Zur Ethik des Buddha

Die Ethik ist ein zentraler Teil der Philosophie des – wie er sich selbst nannte – „Buddhaisten“ Arthur Schopenhauer. Schon deshalb hatte für ihn die Ethik des Buddha besondere Bedeutung. In diesem Zusammenhang verglich Schopenhauer die christliche mit der buddhistischen Ethik, wobei er manche Gemeinsamkeiten, aber auch wesentliche Unterschiede feststellte. Vor allem hob er mehrmals lobend hervor, dass im Gegensatz zum Christentum die Tiere in die Ethik des Buddhismus voll einbezogen sind.

In ähnlichem Sinne wie Schopenhauer äußerte sich die Altbuddhistische Gemeinde in der von ihr herausgegebenen Schrift Im Lichte des Meisters – Die Lehre des Buddha in Frage und Antwort. Dort wird zunächst auf einen Begriff verwiesen, der im Mittelpunkt der Ethik des Buddha steht, nämlich Metta. Dieses nur unzureichend übersetzbare Wort aus der altindischen Pali-Sprache bedeutet in der buddhistischen Lehre die allumfassende, also auch die Tiere einschließende Güte.

In der genannten buddhistischen Schrift geht es unter anderem um die Frage: „Sind die buddhistische Metta und die christliche Caritas ein und dasselbe?“

Antwort: „Insoweit sie sich auf die Menschen erstrecken, sind beide gleich. Beide kennen keinen Unterschied des Ranges, der Nationen, der Hautfarbe und der Rassen. Während sich aber die christliche Caritas bewußt nur auf die Menschen beschränkt, gibt es für die buddhistische Metta keine Grenzen: Wo immer auch Leid empfunden wird, ob hier oder in Fixsternenweite, wo immer ein Wesen – sei es Mensch oder Tier – unserer Hilfe , unsere Freundschaft und unser Mitgefühl braucht, so weit reicht auch die buddhistische Metta … Denn in der Buddhalehre ist das Tier, wie es Schopenhauer ausdrückt, nicht das von Grund aus ganz andere als er, sondern im wesentlichen dasselbe wie der Mensch.
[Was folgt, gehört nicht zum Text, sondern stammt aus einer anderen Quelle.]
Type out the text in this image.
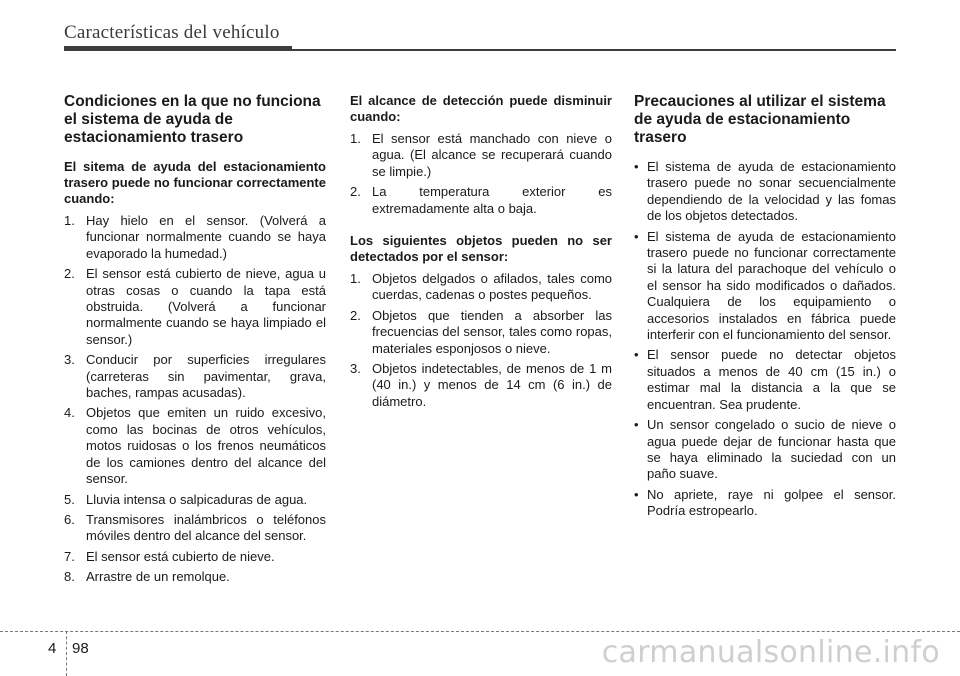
Características del vehículo
Condiciones en la que no funciona el sistema de ayuda de estacionamiento trasero

El sitema de ayuda del estacionamiento trasero puede no funcionar correctamente cuando:

1. Hay hielo en el sensor. (Volverá a funcionar normalmente cuando se haya evaporado la humedad.)
2. El sensor está cubierto de nieve, agua u otras cosas o cuando la tapa está obstruida. (Volverá a funcionar normalmente cuando se haya limpiado el sensor.)
3. Conducir por superficies irregulares (carreteras sin pavimentar, grava, baches, rampas acusadas).
4. Objetos que emiten un ruido excesivo, como las bocinas de otros vehículos, motos ruidosas o los frenos neumáticos de los camiones dentro del alcance del sensor.
5. Lluvia intensa o salpicaduras de agua.
6. Transmisores inalámbricos o teléfonos móviles dentro del alcance del sensor.
7. El sensor está cubierto de nieve.
8. Arrastre de un remolque.

El alcance de detección puede disminuir cuando:

1. El sensor está manchado con nieve o agua. (El alcance se recuperará cuando se limpie.)
2. La temperatura exterior es extremadamente alta o baja.

Los siguientes objetos pueden no ser detectados por el sensor:

1. Objetos delgados o afilados, tales como cuerdas, cadenas o postes pequeños.
2. Objetos que tienden a absorber las frecuencias del sensor, tales como ropas, materiales esponjosos o nieve.
3. Objetos indetectables, de menos de 1 m (40 in.) y menos de 14 cm (6 in.) de diámetro.
Precauciones al utilizar el sistema de ayuda de estacionamiento trasero
• El sistema de ayuda de estacionamiento trasero puede no sonar secuencialmente dependiendo de la velocidad y las fomas de los objetos detectados.
• El sistema de ayuda de estacionamiento trasero puede no funcionar correctamente si la latura del parachoque del vehículo o el sensor ha sido modificados o dañados. Cualquiera de los equipamiento o accesorios instalados en fábrica puede interferir con el funcionamiento del sensor.
• El sensor puede no detectar objetos situados a menos de 40 cm (15 in.) o estimar mal la distancia a la que se encuentran. Sea prudente.
• Un sensor congelado o sucio de nieve o agua puede dejar de funcionar hasta que se haya eliminado la suciedad con un paño suave.
• No apriete, raye ni golpee el sensor. Podría estropearlo.
4 98	carmanualsonline.info
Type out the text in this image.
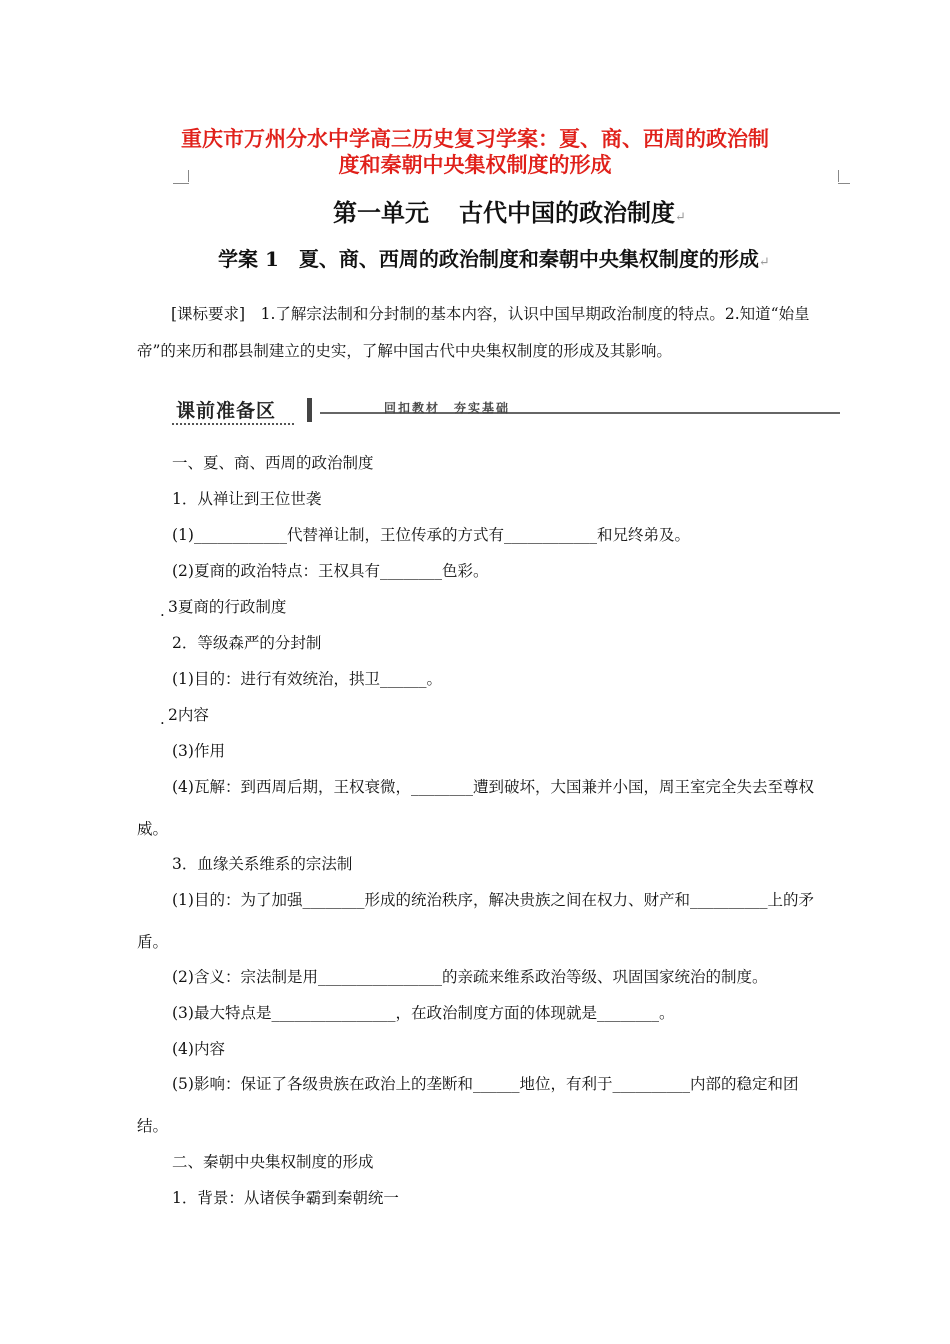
重庆市万州分水中学高三历史复习学案：夏、商、西周的政治制
度和秦朝中央集权制度的形成
第一单元 古代中国的政治制度↵
学案 1　夏、商、西周的政治制度和秦朝中央集权制度的形成↵
[课标要求]　1.了解宗法制和分封制的基本内容，认识中国早期政治制度的特点。2.知道“始皇帝”的来历和郡县制建立的史实，了解中国古代中央集权制度的形成及其影响。
课前准备区	回扣教材　夯实基础
一、夏、商、西周的政治制度
1．从禅让到王位世袭
(1)____________代替禅让制，王位传承的方式有____________和兄终弟及。
(2)夏商的政治特点：王权具有________色彩。
. 3夏商的行政制度
2．等级森严的分封制
(1)目的：进行有效统治，拱卫______。
. 2内容
(3)作用
(4)瓦解：到西周后期，王权衰微，________遭到破坏，大国兼并小国，周王室完全失去至尊权威。
3．血缘关系维系的宗法制
(1)目的：为了加强________形成的统治秩序，解决贵族之间在权力、财产和__________上的矛盾。
(2)含义：宗法制是用________________的亲疏来维系政治等级、巩固国家统治的制度。
(3)最大特点是________________，在政治制度方面的体现就是________。
(4)内容
(5)影响：保证了各级贵族在政治上的垄断和______地位，有利于__________内部的稳定和团结。
二、秦朝中央集权制度的形成
1．背景：从诸侯争霸到秦朝统一
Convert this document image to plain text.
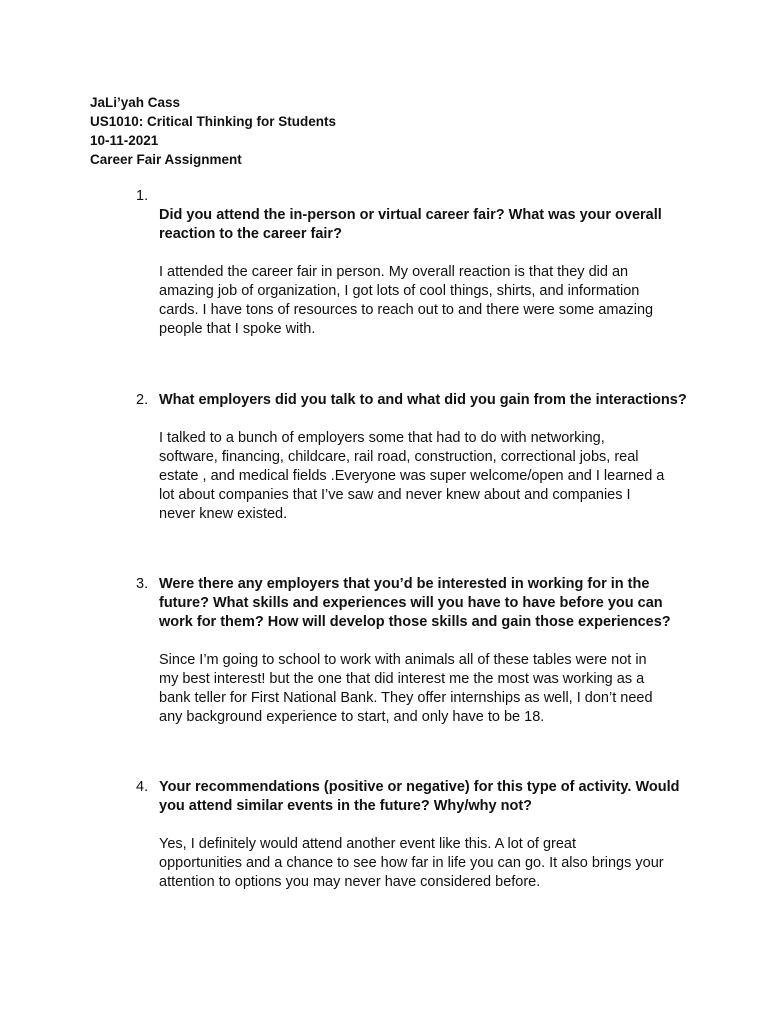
JaLi’yah Cass
US1010: Critical Thinking for Students
10-11-2021
Career Fair Assignment
1.
Did you attend the in-person or virtual career fair? What was your overall
reaction to the career fair?
I attended the career fair in person. My overall reaction is that they did an
amazing job of organization, I got lots of cool things, shirts, and information
cards. I have tons of resources to reach out to and there were some amazing
people that I spoke with.
2. What employers did you talk to and what did you gain from the interactions?
I talked to a bunch of employers some that had to do with networking,
software, financing, childcare, rail road, construction, correctional jobs, real
estate , and medical fields .Everyone was super welcome/open and I learned a
lot about companies that I’ve saw and never knew about and companies I
never knew existed.
3. Were there any employers that you’d be interested in working for in the
future? What skills and experiences will you have to have before you can
work for them? How will develop those skills and gain those experiences?
Since I’m going to school to work with animals all of these tables were not in
my best interest! but the one that did interest me the most was working as a
bank teller for First National Bank. They offer internships as well, I don’t need
any background experience to start, and only have to be 18.
4. Your recommendations (positive or negative) for this type of activity. Would
you attend similar events in the future? Why/why not?
Yes, I definitely would attend another event like this. A lot of great
opportunities and a chance to see how far in life you can go. It also brings your
attention to options you may never have considered before.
Er ist im besonderen keine Maschine, keine Sache, sondern ein Leidensgefährte, der unser tiefstes Mitleid verdient.“1

Die Ethik des Buddha unterscheidet sich auch dadurch grundlegend von der des Christentums, dass sie nicht auf göttlichen Ge- und Verboten, sondern auf eigener Erkenntnis beruht. So forderte der Buddha seine Zuhörer auf:

„Richtet euch nicht nach Sammlungen heiliger Überlieferungen, nicht nach eingewurzelten Anschauungen – sondern was ihr selbst als gut oder schlecht erkannt habt, das nehmt an oder gebt auf.“2

Da, wie Schopenhauer in seiner Philosophie immer wieder hervorhob, „die Anschauung die Basis aller Erkenntnis ist“, kommt es in der Ethik des Buddha auf die rechte Anschauung an. Sie ist Teil des Edlen Achtfachen Pfades, den der Buddha als Weg zur Erlösung lehrte.3

Mitleid war für Schopenhauer das Fundament der Ethik, “ denn grenzenloses Miteid mit allen lebenden Wesen ist der festeste und sicherste Bürge für das sittliche Wohlverhalten“.4 Der Buddha hatte es vorgelebt. In einer Schrift über das Leben des Buddha heißt es :

Ohne Stock, ohne Schwert, fühlsam, voll Teilnahme hegt er zu allen lebenden Wesen Liebe und Mitleid. 5

Der wahrscheinlich im 3. Jahrhundert in Sri Lanka geborene buddhistische Philosoph Aryadeva fasste die buddhistische Ethik in einem Wort zusammen: Ahimsa. Hierzu erklärte Helmuth von Glasenapp, Verfasser zahlreicher wissenschaftlicher Abhandlungen über die indischen Religionen, zur Bedeutung der Ahimsa: „Dieses Wort, das auch von Gandhi viel gebraucht wird, heißt an sich Nicht-verletzen, Nicht-schädigen, Niemand etwas zuleide tun, hat aber einen viel weiteren positiven Sinn, es bezeichnet auch die Freundlichkeit, das Wohlwollen, die sich im aktiven Verhalten gegen andere Wesen (einschließlich der Tiere) äußert. … Es bedarf keiner weiteren Ausführungen darüber, daß das, was hier als Kern des Buddhismus herausgestellt wird, sich mit dem Kern von Schopenhauers Lehre in völliger Harmonie befindet. Denn Schopenhauer gründet seine Moral auf das Mitleid, das ´nicht bloß mich abhält, den Andern zu verletzten, sondern mich antreibt, ihm zu helfen`.“6

Nichts zeigt deutlicher als die ethische Einstellung gegenüber Tieren, dass der Atheist Arthur Schopenhauer der atheistischen Ethik des Buddha sehr viel näher stand als der auf Menschen beschränkten christlichen Ethik. Daher konnte Schopenhauer auch im Hinblick auf die Ethik mit Recht feststellen: „Wollte ich die Resultate meiner Philosophie zum Maaßstabe der Wahrheit nehmen, so müßte ich dem Buddhaismus den Vorzug vor den andern [Religionen] zugestehn.“7

In seinen Schriften zur Ethik schrieb Schopenhauer, er wisse „kein schöneres Gebet“ als das aus dem alten Indien: „Mögen alle lebende Wesen von Schmerzen frei bleiben.“5 Ganz in diesem Geiste des allumfassenden Mitgefühls und durchaus bezeichnend für die Ethik des Buddha ist der alte buddhistische Segenswunsch:

Mögen alle Wesen glücklich sein.

H.B.

Weiteres zu > Arthur Schopenhauer und zur > Lehre des Buddha .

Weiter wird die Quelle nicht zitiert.